WHAT’S the point of having a shower if you can’t sing? Especially if you are Welsh.

My mum sent me a fridge magnet which reads: “To be born Welsh is to be born privileged. Not with a silver spoon in your mouth, but music in your blood and poetry in your soul.”

So you see singing comes naturally to me – though whether it’s good singing or not I’ll let others be the judge of that. As I don’t belong to a Welsh male voice choir the shower is the place where I cut loose. I belt out anything from We All Live in a Yellow Submarine (or tub of a margarine depending on the flippancy of my mood at the time) to Men of Harlech.

The wash basin is not a place to sing. That’s for brushing your teeth and quickly scrubbing your face. Neither is the bath a stage for your vocals. That’s a place for relaxing in hot water and nodding off, hoping you wake up before you drown or turn into a prune. The shower, on the other hand, is a songster’s paradise. But it’s under threat. Truly.

Hugo Chavez is the top man in Venezuela. He’s called the president and what do you think has been exercising the mind of this person in such an important position? Drugs? The economy? Crime? Well it’s none of those. It’s how long people spend in the shower.

He has effectively banned people from singing while taking a shower. He says his people should wash in less than three minutes and breaking into song could distract them from this Olympic-style target.

In a televised Cabinet meeting Mr Chavez said: “Some people sing in the shower, in the shower for half an hour. No kids, three minutes is more than enough. I’ve counted, three minutes, and I don’t stink.”

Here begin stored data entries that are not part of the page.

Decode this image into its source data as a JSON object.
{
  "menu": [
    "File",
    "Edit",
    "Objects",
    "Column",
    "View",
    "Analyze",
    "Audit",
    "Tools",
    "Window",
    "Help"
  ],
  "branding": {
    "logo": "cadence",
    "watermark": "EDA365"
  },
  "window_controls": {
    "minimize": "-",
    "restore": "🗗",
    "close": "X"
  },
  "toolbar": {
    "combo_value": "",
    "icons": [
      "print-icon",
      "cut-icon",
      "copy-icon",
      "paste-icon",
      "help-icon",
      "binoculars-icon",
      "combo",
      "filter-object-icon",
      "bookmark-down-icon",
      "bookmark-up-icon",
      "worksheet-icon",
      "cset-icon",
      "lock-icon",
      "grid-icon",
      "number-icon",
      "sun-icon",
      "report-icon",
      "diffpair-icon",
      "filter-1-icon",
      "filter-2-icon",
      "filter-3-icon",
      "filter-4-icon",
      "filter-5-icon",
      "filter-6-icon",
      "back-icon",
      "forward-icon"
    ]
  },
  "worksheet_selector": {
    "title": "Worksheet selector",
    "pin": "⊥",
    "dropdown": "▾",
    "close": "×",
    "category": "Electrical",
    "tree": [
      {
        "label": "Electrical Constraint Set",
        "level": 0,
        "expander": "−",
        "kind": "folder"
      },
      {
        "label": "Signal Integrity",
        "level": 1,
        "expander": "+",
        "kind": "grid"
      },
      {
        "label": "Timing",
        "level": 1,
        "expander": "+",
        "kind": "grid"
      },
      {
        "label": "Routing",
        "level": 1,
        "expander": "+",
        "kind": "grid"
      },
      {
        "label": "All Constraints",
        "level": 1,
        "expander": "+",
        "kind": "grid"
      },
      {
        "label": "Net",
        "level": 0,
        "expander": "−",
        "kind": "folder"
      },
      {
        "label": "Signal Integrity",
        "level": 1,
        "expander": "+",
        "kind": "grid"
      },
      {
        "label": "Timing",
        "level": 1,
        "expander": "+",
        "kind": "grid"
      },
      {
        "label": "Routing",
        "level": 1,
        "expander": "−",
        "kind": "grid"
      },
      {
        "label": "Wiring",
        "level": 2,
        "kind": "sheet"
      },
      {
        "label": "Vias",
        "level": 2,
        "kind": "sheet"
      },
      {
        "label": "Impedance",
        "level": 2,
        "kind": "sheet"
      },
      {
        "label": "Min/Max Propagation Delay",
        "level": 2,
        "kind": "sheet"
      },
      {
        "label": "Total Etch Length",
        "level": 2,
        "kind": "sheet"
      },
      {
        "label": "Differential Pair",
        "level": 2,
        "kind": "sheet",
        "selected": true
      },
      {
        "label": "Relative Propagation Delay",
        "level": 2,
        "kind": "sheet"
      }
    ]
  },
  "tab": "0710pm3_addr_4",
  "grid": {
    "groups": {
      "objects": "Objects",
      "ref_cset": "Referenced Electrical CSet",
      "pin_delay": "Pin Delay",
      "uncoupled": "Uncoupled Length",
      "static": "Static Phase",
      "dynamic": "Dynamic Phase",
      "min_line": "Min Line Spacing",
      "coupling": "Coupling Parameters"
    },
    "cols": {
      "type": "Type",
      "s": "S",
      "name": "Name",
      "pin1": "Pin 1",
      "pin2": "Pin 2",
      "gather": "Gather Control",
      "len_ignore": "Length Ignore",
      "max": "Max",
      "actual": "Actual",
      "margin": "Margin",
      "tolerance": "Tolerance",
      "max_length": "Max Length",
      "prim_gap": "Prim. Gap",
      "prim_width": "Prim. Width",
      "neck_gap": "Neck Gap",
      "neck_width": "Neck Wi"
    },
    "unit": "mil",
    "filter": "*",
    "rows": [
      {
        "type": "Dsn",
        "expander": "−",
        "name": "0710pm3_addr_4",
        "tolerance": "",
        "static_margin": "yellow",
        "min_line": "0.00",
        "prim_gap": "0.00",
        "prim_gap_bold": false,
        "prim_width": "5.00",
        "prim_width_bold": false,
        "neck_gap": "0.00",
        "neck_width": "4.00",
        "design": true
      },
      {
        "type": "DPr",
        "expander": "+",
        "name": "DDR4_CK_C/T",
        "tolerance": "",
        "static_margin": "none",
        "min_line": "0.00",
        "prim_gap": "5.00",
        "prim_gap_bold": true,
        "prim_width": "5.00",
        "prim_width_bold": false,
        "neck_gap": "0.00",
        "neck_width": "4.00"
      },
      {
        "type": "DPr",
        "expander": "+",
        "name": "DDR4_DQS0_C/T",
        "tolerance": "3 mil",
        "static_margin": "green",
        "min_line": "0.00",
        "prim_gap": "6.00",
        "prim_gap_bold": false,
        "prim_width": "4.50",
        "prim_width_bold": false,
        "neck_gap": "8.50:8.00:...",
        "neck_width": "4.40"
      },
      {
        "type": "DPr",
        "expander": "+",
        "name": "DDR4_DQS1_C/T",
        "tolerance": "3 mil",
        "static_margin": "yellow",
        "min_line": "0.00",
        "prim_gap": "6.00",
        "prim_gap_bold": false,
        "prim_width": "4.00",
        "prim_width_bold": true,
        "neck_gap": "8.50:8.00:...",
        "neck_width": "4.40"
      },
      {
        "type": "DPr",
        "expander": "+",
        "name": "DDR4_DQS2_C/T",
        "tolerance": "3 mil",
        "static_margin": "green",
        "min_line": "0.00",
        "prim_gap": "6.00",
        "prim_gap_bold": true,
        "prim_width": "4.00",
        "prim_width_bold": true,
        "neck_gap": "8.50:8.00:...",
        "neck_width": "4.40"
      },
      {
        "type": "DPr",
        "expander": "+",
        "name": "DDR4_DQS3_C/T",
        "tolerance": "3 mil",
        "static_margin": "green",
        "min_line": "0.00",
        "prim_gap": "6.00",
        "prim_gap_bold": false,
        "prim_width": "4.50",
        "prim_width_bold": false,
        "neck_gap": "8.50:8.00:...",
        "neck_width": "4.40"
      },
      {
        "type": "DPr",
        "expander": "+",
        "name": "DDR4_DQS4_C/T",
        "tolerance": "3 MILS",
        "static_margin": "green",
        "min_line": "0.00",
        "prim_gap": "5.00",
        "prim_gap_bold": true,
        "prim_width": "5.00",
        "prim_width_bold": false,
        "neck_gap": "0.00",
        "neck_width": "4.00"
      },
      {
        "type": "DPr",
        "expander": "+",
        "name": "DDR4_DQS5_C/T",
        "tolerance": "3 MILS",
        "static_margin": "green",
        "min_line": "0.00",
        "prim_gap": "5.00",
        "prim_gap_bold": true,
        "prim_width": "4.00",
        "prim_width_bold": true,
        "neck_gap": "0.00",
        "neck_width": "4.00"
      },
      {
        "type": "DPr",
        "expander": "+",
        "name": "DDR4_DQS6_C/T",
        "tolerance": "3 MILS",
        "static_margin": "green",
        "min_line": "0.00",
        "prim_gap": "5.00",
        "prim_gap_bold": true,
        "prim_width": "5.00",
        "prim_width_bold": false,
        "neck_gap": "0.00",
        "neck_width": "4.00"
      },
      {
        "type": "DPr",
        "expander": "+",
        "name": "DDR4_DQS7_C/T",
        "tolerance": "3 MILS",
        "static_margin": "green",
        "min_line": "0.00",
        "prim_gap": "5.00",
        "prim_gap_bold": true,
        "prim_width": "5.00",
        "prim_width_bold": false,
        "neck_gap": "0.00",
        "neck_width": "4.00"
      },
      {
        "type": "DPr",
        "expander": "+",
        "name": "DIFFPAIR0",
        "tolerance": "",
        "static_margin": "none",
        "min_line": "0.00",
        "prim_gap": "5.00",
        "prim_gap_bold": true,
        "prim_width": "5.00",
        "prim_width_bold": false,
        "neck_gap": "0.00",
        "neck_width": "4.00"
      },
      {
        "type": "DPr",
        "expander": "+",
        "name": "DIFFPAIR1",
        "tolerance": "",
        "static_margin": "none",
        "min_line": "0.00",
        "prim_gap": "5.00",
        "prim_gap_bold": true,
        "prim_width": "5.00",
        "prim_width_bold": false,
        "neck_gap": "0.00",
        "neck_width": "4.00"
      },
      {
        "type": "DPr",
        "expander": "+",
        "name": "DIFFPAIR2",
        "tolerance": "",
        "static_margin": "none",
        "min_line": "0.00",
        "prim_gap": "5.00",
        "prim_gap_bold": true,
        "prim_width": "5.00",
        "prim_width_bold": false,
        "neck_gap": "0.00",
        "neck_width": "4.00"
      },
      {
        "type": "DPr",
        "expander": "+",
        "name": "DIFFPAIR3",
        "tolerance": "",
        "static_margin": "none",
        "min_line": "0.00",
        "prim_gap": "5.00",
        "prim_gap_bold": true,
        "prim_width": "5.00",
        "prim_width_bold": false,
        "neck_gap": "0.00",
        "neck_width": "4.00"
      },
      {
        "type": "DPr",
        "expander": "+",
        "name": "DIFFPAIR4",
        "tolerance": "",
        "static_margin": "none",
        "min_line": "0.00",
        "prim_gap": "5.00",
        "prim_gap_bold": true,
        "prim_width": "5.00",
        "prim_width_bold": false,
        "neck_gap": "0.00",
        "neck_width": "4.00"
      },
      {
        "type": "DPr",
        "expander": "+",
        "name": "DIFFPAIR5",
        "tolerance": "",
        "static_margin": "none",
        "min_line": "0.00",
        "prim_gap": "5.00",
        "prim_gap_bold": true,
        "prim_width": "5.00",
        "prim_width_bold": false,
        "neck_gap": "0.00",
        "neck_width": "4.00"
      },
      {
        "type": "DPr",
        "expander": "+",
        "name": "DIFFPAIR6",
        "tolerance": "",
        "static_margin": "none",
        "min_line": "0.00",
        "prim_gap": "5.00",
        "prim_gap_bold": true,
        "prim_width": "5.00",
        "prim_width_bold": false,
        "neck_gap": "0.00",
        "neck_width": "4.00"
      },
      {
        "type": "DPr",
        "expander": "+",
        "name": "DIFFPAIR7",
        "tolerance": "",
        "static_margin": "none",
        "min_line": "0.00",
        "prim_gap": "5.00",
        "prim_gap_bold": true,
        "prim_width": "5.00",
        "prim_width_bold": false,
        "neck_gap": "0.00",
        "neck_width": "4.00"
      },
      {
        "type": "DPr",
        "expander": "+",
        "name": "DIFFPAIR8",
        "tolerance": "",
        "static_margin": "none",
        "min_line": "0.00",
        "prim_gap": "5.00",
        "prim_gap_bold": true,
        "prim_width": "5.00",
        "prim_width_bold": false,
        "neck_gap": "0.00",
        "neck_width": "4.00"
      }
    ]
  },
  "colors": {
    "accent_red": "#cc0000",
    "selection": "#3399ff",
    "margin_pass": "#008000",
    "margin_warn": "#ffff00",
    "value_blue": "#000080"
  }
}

Clearly Gordon Brown has failed to grasp this major political issue, but as a man who appears to be clutching at straws just now, it may not be long before he climbs aboard this bandwagon – but one without tunes, of course.

The thing is though I’m wondering how Mr Chavez is planning to police this dictat. Will enforcement officers be bursting into people’s houses if they hear songs ringing in the bathrooms of Venezuela? Will culprits be given an on-the-spot fine while clutching a towel to cover their embarrassment?

Of course there is a serious issue behind the barmy headline. The South American country has suffered several major blackouts in the past year because of demand and under-investment. The problem has been made worse by a drop in water levels in hydroelectric dams which provide most of the country’s energy.

Be warned though. There are already predictions circulating of power cuts in our country in ten years’ time because of demand and shortage of supply. So make the most of shower singing now before we’re all washed up.

THERE’S a form of window shopping which can be embarrassing and you know you’re as guilty of it as me. It can’t be helped, your eyes slide to places – no matter how briefly – even when you don’t want them to.

Like magazines with risqué covers, extremely rude greetings cards or a surreptitious sideways look at women’s/men’s undies. It’s like when someone shouts: ‘Don’t look’ and of course you do or you suddenly find yourself saying something you don’t mean to and want to stuff the words back in your mouth as they pour out.

These are subconscious actions that crack off while the brain’s still working out whether or not they should be happening. Well now we’re all in trouble.

Because a software programme has been developed that records consumers’ eye movements. The Mobile Eye system which uses a thing called ‘gaze analysis’ has been developed by Bristol University.

I’m sure it infringes some rights or other. But in the meantime should this ever come to use I have an easy solution for you. Wear dark glasses when you go shopping.